Isn't it called market clearing in free market speak?

a lot of the News Ltd attacks on the Reserve bank are based around comments from Myer chief executive Bill Wavish to higher interest rates.

We need to be sceptical here with Myer. Their problems arising from a fall in retail spending are compounded by the debt-heavy structure imposed by its private equity buyers.

It does appear that consumer confidence has plunged and a cut back consumer spending does appear to be happening. However, cutting back consumer spending through higher interest rates is one of the aims of monetary policy in inflationary circumstances.

the reason why my views were similar to those of David Bassanese, the AFR columnist, is that I'd read his column earlier that morning at work. I'd had an earlier morning coffee with banker type person who expressed faith in the self-regulating market and I was looking for what the AFR is saying about how to re-regulate fragile financial markets.

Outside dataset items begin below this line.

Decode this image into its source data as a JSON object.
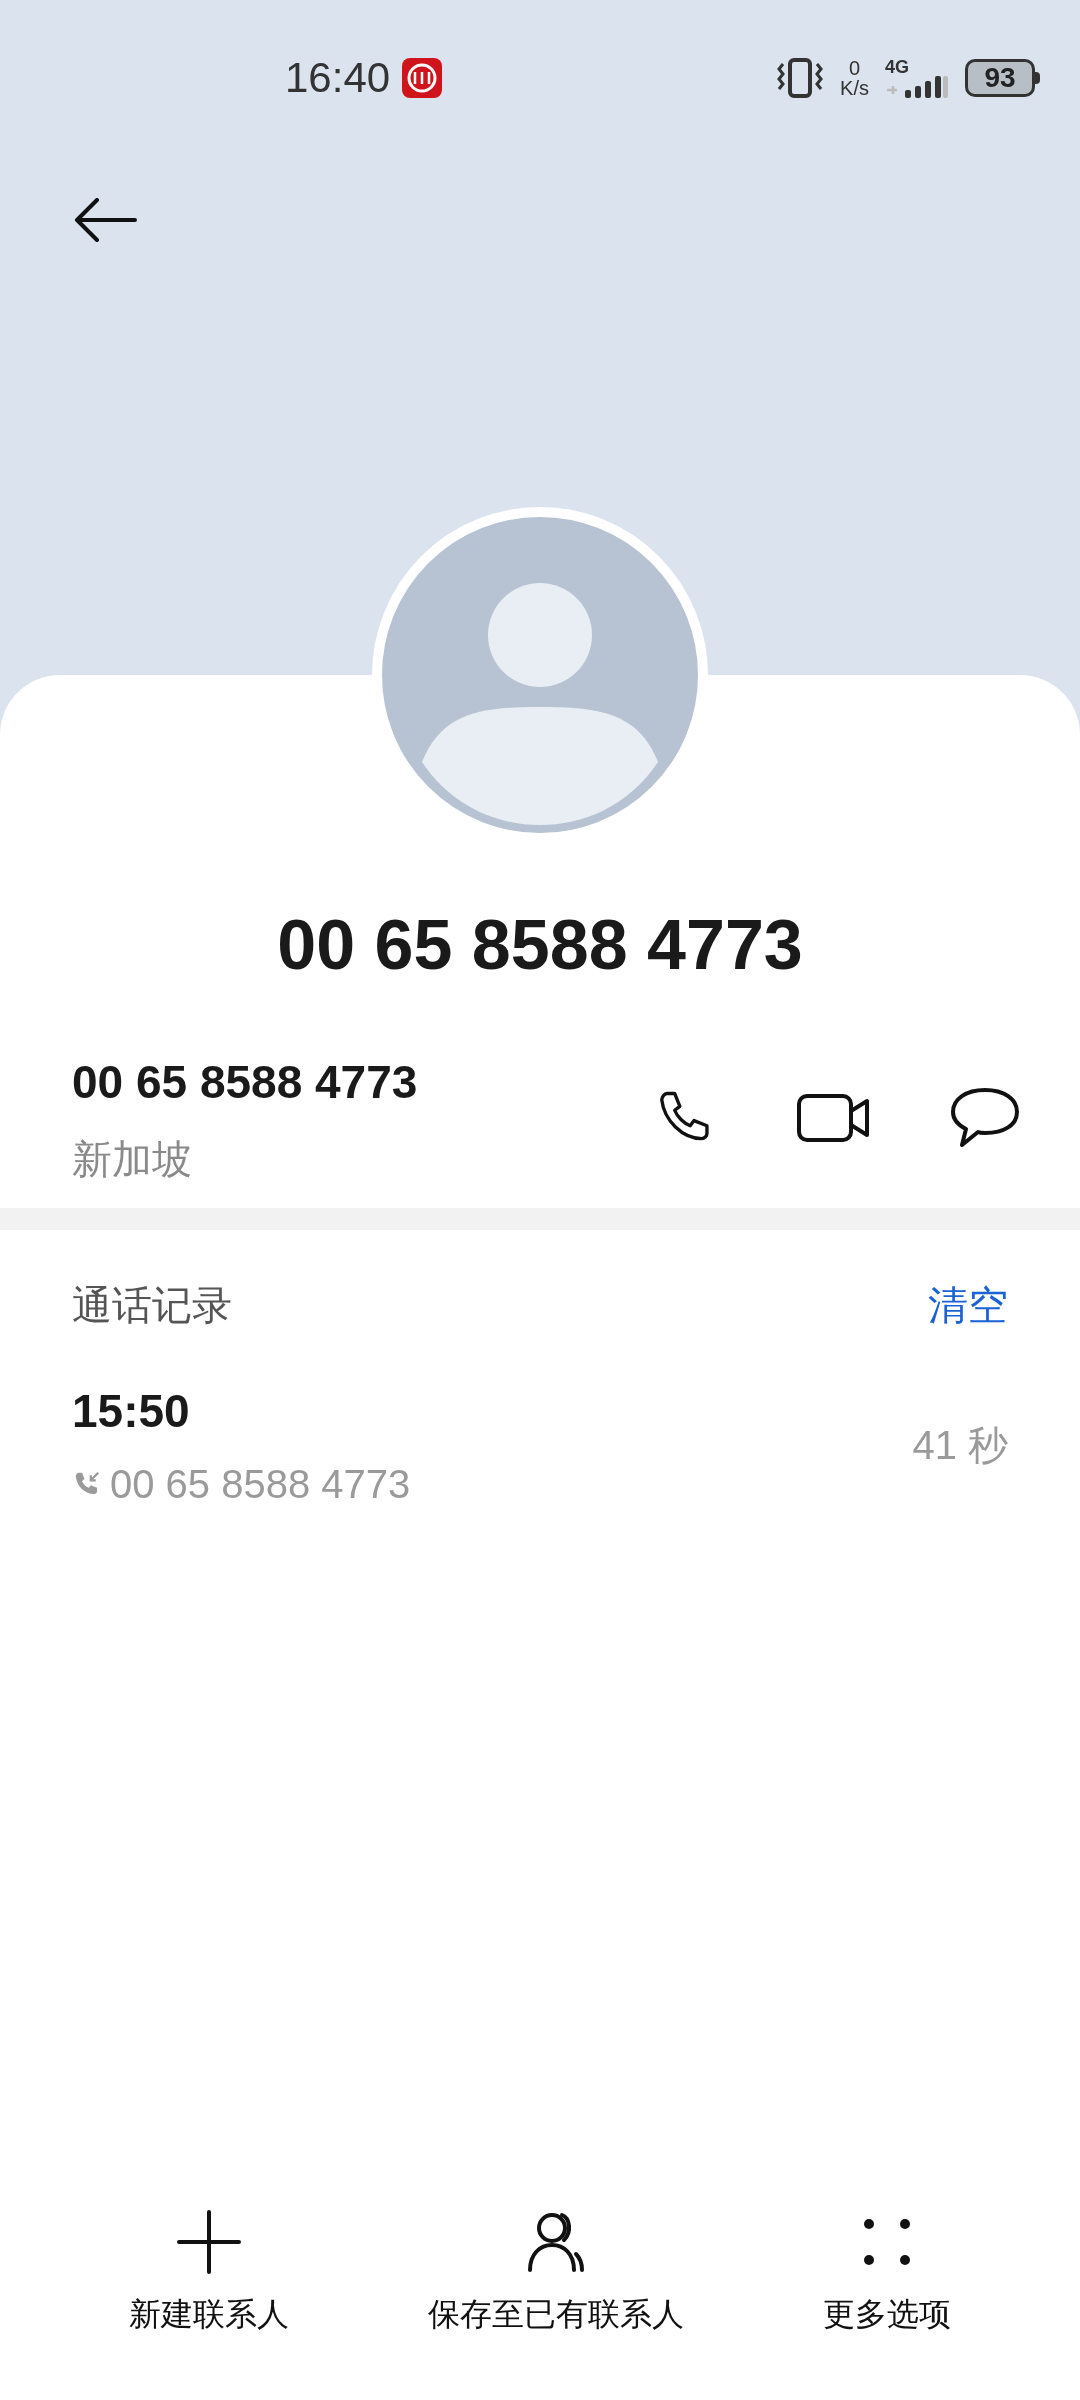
{
  "status_bar": {
    "time": "16:40",
    "net_speed_value": "0",
    "net_speed_unit": "K/s",
    "network": "4G",
    "battery": "93"
  },
  "contact": {
    "title": "00 65 8588 4773",
    "number": "00 65 8588 4773",
    "location": "新加坡"
  },
  "call_log": {
    "title": "通话记录",
    "clear": "清空",
    "entries": [
      {
        "time": "15:50",
        "number": "00 65 8588 4773",
        "duration": "41 秒",
        "kind": "incoming"
      }
    ]
  },
  "actions": [
    {
      "label": "新建联系人",
      "kind": "add"
    },
    {
      "label": "保存至已有联系人",
      "kind": "person"
    },
    {
      "label": "更多选项",
      "kind": "more"
    }
  ]
}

It's not saying much from what I could gather. I infer that they accept the Greenspan view of self-policy, laissez -faire regulator oversight, low interest rates, and linking a fostering of the bouyant housing and share market with the view that it was okay in a boom to borrow against the increased equity and spend more.

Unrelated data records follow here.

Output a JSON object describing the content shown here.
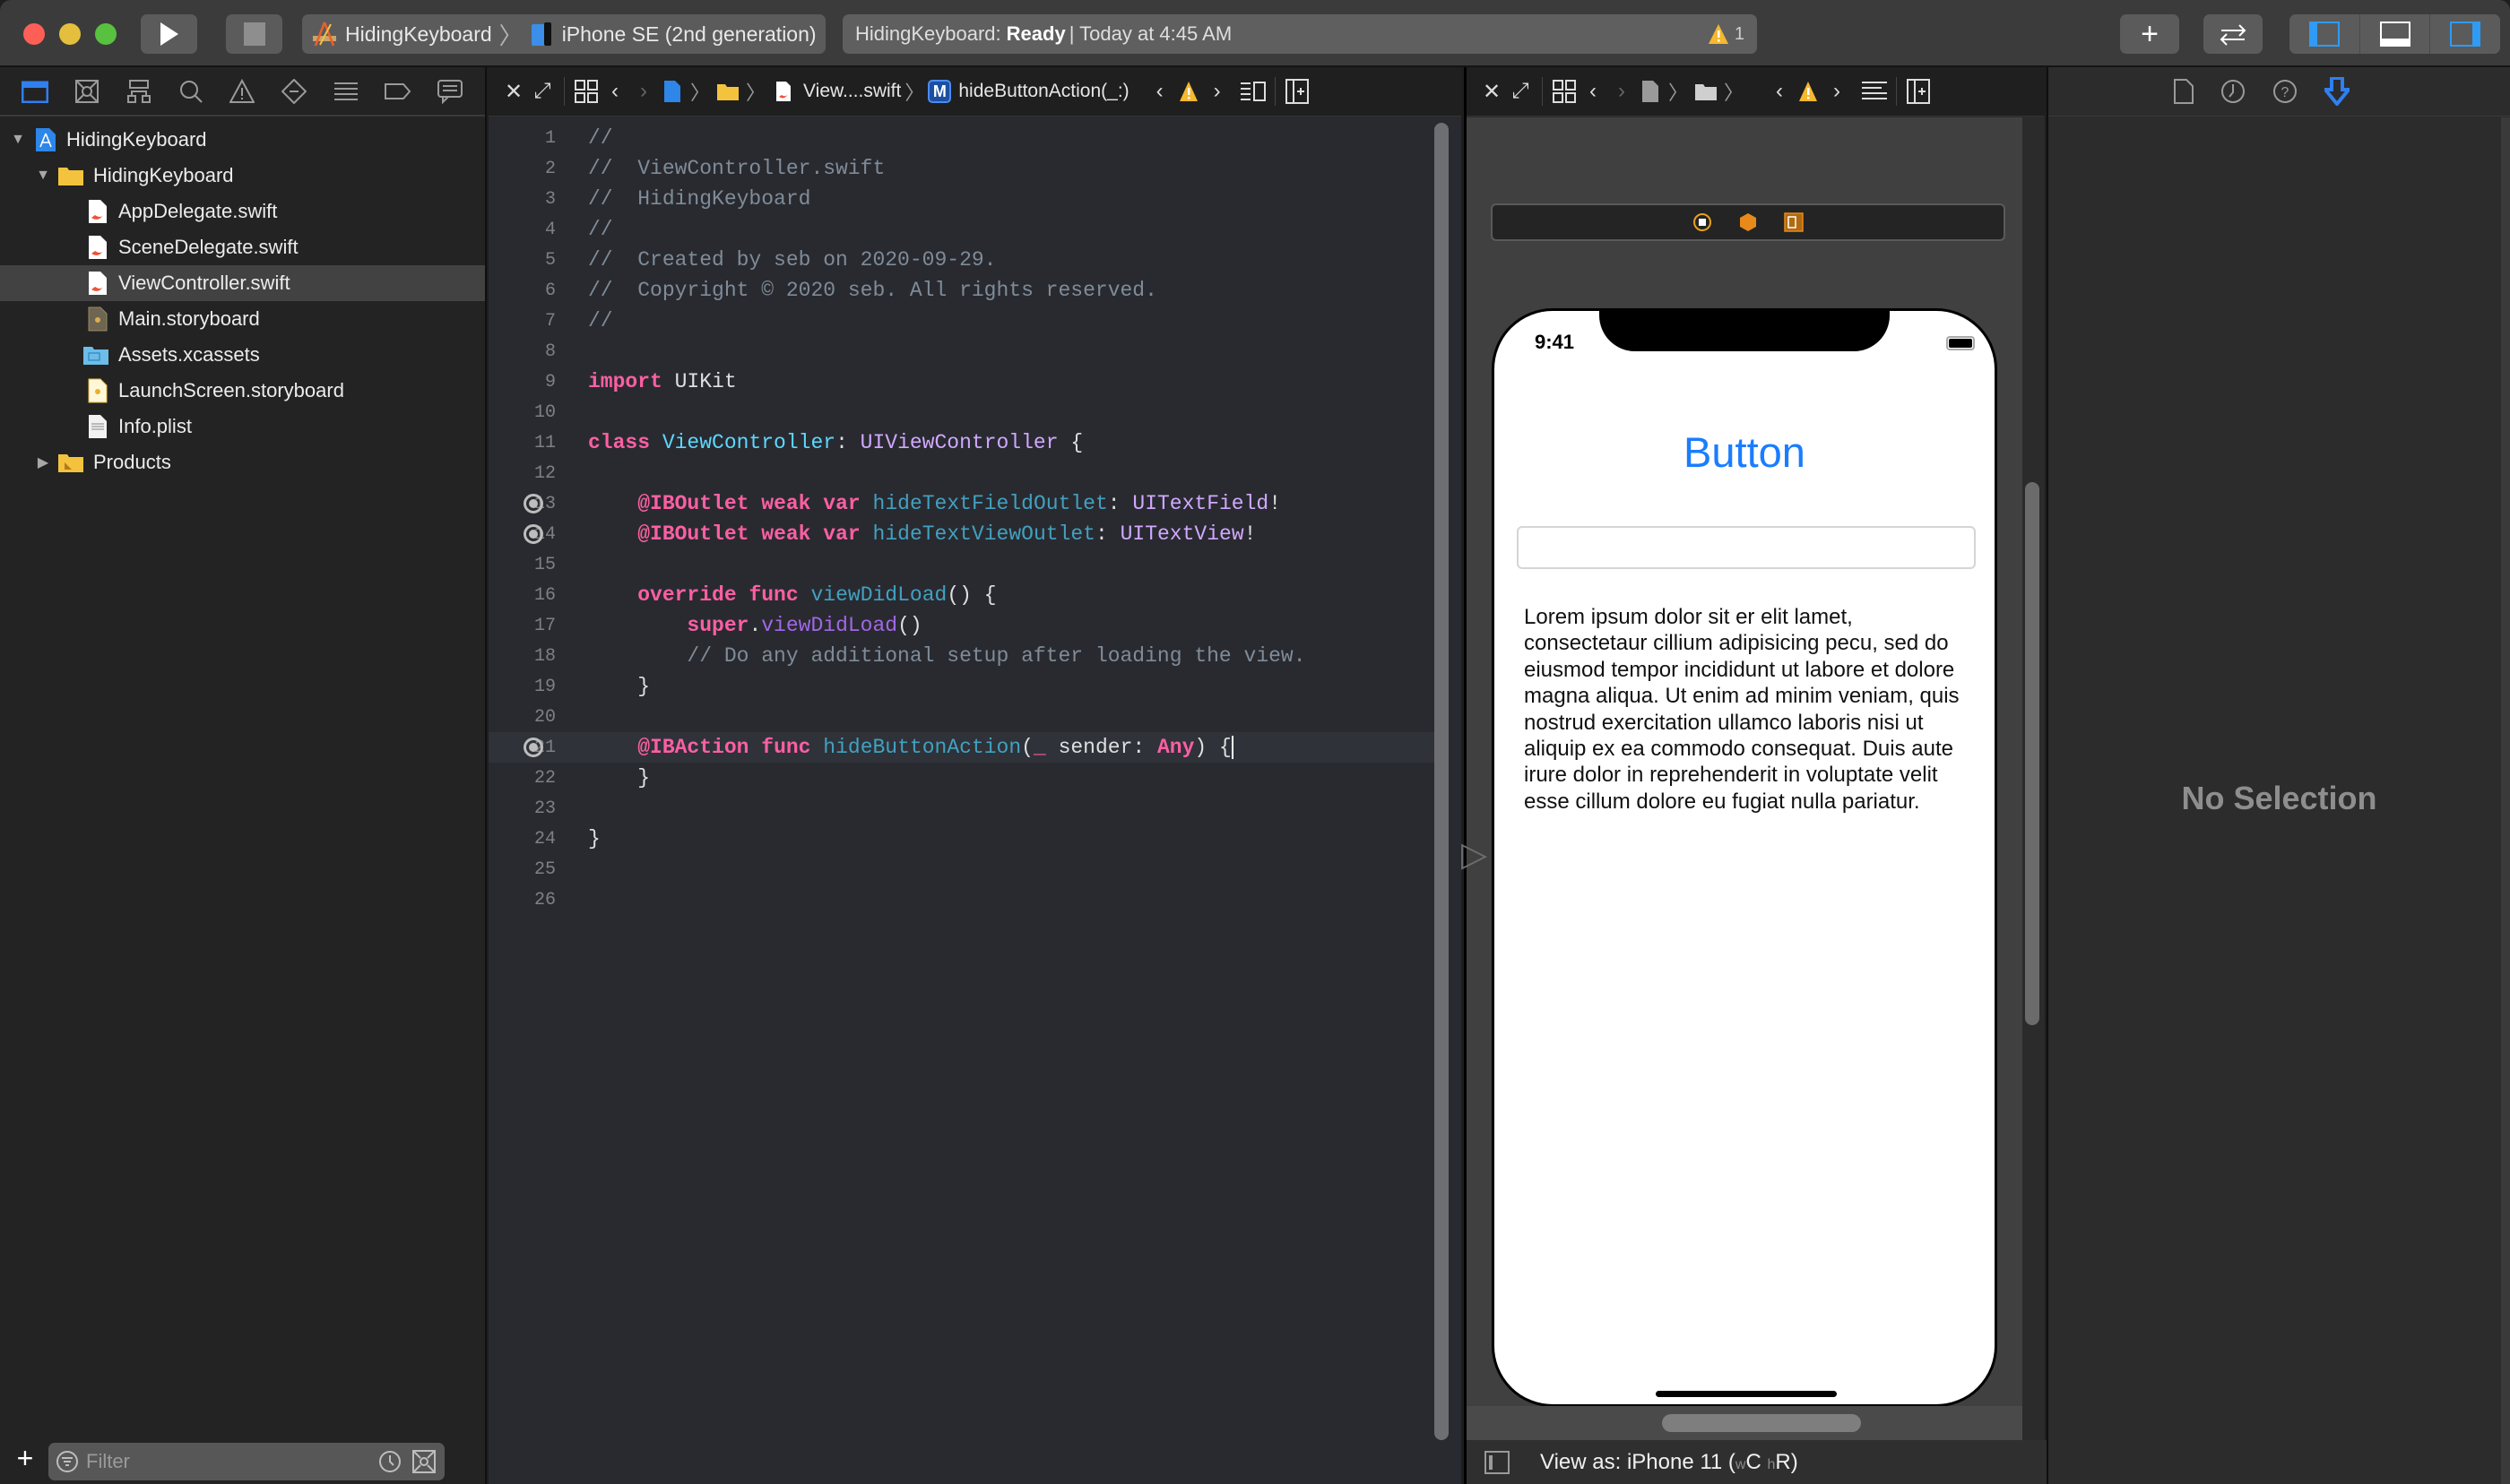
{
  "toolbar": {
    "scheme_project": "HidingKeyboard",
    "scheme_device": "iPhone SE (2nd generation)",
    "activity_project": "HidingKeyboard:",
    "activity_status": "Ready",
    "activity_time": "| Today at 4:45 AM",
    "warning_count": "1",
    "accent_color": "#2f9bf5"
  },
  "navigator": {
    "tabs": [
      "project-navigator",
      "source-control-navigator",
      "symbol-navigator",
      "find-navigator",
      "issue-navigator",
      "test-navigator",
      "debug-navigator",
      "breakpoint-navigator",
      "report-navigator"
    ],
    "tree": [
      {
        "label": "HidingKeyboard",
        "kind": "project",
        "depth": 0,
        "expanded": true
      },
      {
        "label": "HidingKeyboard",
        "kind": "folder",
        "depth": 1,
        "expanded": true
      },
      {
        "label": "AppDelegate.swift",
        "kind": "swift",
        "depth": 2
      },
      {
        "label": "SceneDelegate.swift",
        "kind": "swift",
        "depth": 2
      },
      {
        "label": "ViewController.swift",
        "kind": "swift",
        "depth": 2,
        "selected": true
      },
      {
        "label": "Main.storyboard",
        "kind": "storyboard",
        "depth": 2
      },
      {
        "label": "Assets.xcassets",
        "kind": "assets",
        "depth": 2
      },
      {
        "label": "LaunchScreen.storyboard",
        "kind": "storyboard-launch",
        "depth": 2
      },
      {
        "label": "Info.plist",
        "kind": "plist",
        "depth": 2
      },
      {
        "label": "Products",
        "kind": "folder",
        "depth": 1,
        "expanded": false
      }
    ],
    "filter_placeholder": "Filter"
  },
  "editor": {
    "jumpbar": {
      "file": "View....swift",
      "symbol_badge": "M",
      "symbol": "hideButtonAction(_:)"
    },
    "current_line": 21,
    "lines": [
      {
        "n": "1",
        "tokens": [
          [
            "c",
            "//"
          ]
        ]
      },
      {
        "n": "2",
        "tokens": [
          [
            "c",
            "//  ViewController.swift"
          ]
        ]
      },
      {
        "n": "3",
        "tokens": [
          [
            "c",
            "//  HidingKeyboard"
          ]
        ]
      },
      {
        "n": "4",
        "tokens": [
          [
            "c",
            "//"
          ]
        ]
      },
      {
        "n": "5",
        "tokens": [
          [
            "c",
            "//  Created by seb on 2020-09-29."
          ]
        ]
      },
      {
        "n": "6",
        "tokens": [
          [
            "c",
            "//  Copyright © 2020 seb. All rights reserved."
          ]
        ]
      },
      {
        "n": "7",
        "tokens": [
          [
            "c",
            "//"
          ]
        ]
      },
      {
        "n": "8",
        "tokens": []
      },
      {
        "n": "9",
        "tokens": [
          [
            "k",
            "import"
          ],
          [
            "p",
            " UIKit"
          ]
        ]
      },
      {
        "n": "10",
        "tokens": []
      },
      {
        "n": "11",
        "tokens": [
          [
            "k",
            "class"
          ],
          [
            "p",
            " "
          ],
          [
            "d",
            "ViewController"
          ],
          [
            "p",
            ": "
          ],
          [
            "t",
            "UIViewController"
          ],
          [
            "p",
            " {"
          ]
        ]
      },
      {
        "n": "12",
        "tokens": []
      },
      {
        "n": "13",
        "outlet": true,
        "tokens": [
          [
            "p",
            "    "
          ],
          [
            "k",
            "@IBOutlet"
          ],
          [
            "p",
            " "
          ],
          [
            "k",
            "weak"
          ],
          [
            "p",
            " "
          ],
          [
            "k",
            "var"
          ],
          [
            "p",
            " "
          ],
          [
            "f",
            "hideTextFieldOutlet"
          ],
          [
            "p",
            ": "
          ],
          [
            "t",
            "UITextField"
          ],
          [
            "p",
            "!"
          ]
        ]
      },
      {
        "n": "14",
        "outlet": true,
        "tokens": [
          [
            "p",
            "    "
          ],
          [
            "k",
            "@IBOutlet"
          ],
          [
            "p",
            " "
          ],
          [
            "k",
            "weak"
          ],
          [
            "p",
            " "
          ],
          [
            "k",
            "var"
          ],
          [
            "p",
            " "
          ],
          [
            "f",
            "hideTextViewOutlet"
          ],
          [
            "p",
            ": "
          ],
          [
            "t",
            "UITextView"
          ],
          [
            "p",
            "!"
          ]
        ]
      },
      {
        "n": "15",
        "tokens": []
      },
      {
        "n": "16",
        "tokens": [
          [
            "p",
            "    "
          ],
          [
            "k",
            "override"
          ],
          [
            "p",
            " "
          ],
          [
            "k",
            "func"
          ],
          [
            "p",
            " "
          ],
          [
            "f",
            "viewDidLoad"
          ],
          [
            "p",
            "() {"
          ]
        ]
      },
      {
        "n": "17",
        "tokens": [
          [
            "p",
            "        "
          ],
          [
            "k",
            "super"
          ],
          [
            "p",
            "."
          ],
          [
            "m",
            "viewDidLoad"
          ],
          [
            "p",
            "()"
          ]
        ]
      },
      {
        "n": "18",
        "tokens": [
          [
            "p",
            "        "
          ],
          [
            "c",
            "// Do any additional setup after loading the view."
          ]
        ]
      },
      {
        "n": "19",
        "tokens": [
          [
            "p",
            "    }"
          ]
        ]
      },
      {
        "n": "20",
        "tokens": []
      },
      {
        "n": "21",
        "outlet": true,
        "cursor": true,
        "tokens": [
          [
            "p",
            "    "
          ],
          [
            "k",
            "@IBAction"
          ],
          [
            "p",
            " "
          ],
          [
            "k",
            "func"
          ],
          [
            "p",
            " "
          ],
          [
            "f",
            "hideButtonAction"
          ],
          [
            "p",
            "("
          ],
          [
            "k",
            "_"
          ],
          [
            "p",
            " sender: "
          ],
          [
            "k",
            "Any"
          ],
          [
            "p",
            ") {"
          ]
        ]
      },
      {
        "n": "22",
        "tokens": [
          [
            "p",
            "    }"
          ]
        ]
      },
      {
        "n": "23",
        "tokens": []
      },
      {
        "n": "24",
        "tokens": [
          [
            "p",
            "}"
          ]
        ]
      },
      {
        "n": "25",
        "tokens": []
      },
      {
        "n": "26",
        "tokens": []
      }
    ]
  },
  "canvas": {
    "status_time": "9:41",
    "button_label": "Button",
    "textfield_value": "",
    "textview_text": "Lorem ipsum dolor sit er elit lamet, consectetaur cillium adipisicing pecu, sed do eiusmod tempor incididunt ut labore et dolore magna aliqua. Ut enim ad minim veniam, quis nostrud exercitation ullamco laboris nisi ut aliquip ex ea commodo consequat. Duis aute irure dolor in reprehenderit in voluptate velit esse cillum dolore eu fugiat nulla pariatur.",
    "view_as_prefix": "View as: iPhone 11 (",
    "size_w": "w",
    "size_w_val": "C",
    "size_h": "h",
    "size_h_val": "R",
    "view_as_suffix": ")",
    "button_color": "#1a7dff"
  },
  "inspector": {
    "tabs": [
      "file-inspector",
      "history-inspector",
      "quick-help-inspector",
      "attributes-inspector"
    ],
    "empty_message": "No Selection"
  }
}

The legacy was an overheated housing market, a rapid build -up of debt on Main street and Wall Street, sub-prime mortgages and predatory lending. The consequence is a painful adjustment/ clearing in the form of a bust.

It is interesting how the IMF has played no role in helping to address this crisis.

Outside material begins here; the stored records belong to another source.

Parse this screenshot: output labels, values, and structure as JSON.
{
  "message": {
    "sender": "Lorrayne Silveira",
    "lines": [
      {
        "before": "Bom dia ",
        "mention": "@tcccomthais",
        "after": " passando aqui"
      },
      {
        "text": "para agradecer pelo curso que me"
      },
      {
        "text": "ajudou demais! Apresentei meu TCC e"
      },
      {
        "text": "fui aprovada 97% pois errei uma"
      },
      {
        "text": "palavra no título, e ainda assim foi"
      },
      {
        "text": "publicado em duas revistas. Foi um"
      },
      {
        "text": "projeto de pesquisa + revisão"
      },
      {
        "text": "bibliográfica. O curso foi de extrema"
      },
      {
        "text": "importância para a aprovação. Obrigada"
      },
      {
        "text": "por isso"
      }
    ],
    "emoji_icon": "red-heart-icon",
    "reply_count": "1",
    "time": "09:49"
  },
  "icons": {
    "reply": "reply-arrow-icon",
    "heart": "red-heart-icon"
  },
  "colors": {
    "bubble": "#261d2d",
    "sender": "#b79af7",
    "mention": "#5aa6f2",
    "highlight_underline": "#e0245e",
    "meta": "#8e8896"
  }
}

In Mind the gap in the Financial Times John Plender compares today with the 1920s:

Income inequality in the US is at its highest since that most doom-laden of years: 1929. Throughout the main English-speaking economies, earnings disparities have reached extremes not seen since the age of The Great Gatsby.
Much like this decade, the 1920s were a period of strong corporate profits growth and increasing household debt. Awash with easy money, Wall Street became hooked on what the economist J.K. Galbraith in that subsequent seminal work on the period – The Great Crash – called “the magic of leverage”: the ability to increase returns through borrowing.
Investment trusts provided the vehicle for this financial merry-go-round, in which one investment trust would “sponsor” another investment trust, which would in turn sponsor a further investment trust. This paper-shuffling multiplication of risk bears a remarkable resemblance to the slicing and dicing of risk in highly leveraged structured credit markets today.

Interesting comparison. Plender says that In the 1930s, it ended with bank failures and the Great Depression. Now, after decades of “financialisation” in the US and other Anglophone economies banks are being bailed out – using public money – in an effort to ensure the same does not happen again.

The amount of leverage that hedge funds and other players are using needs to be regulated.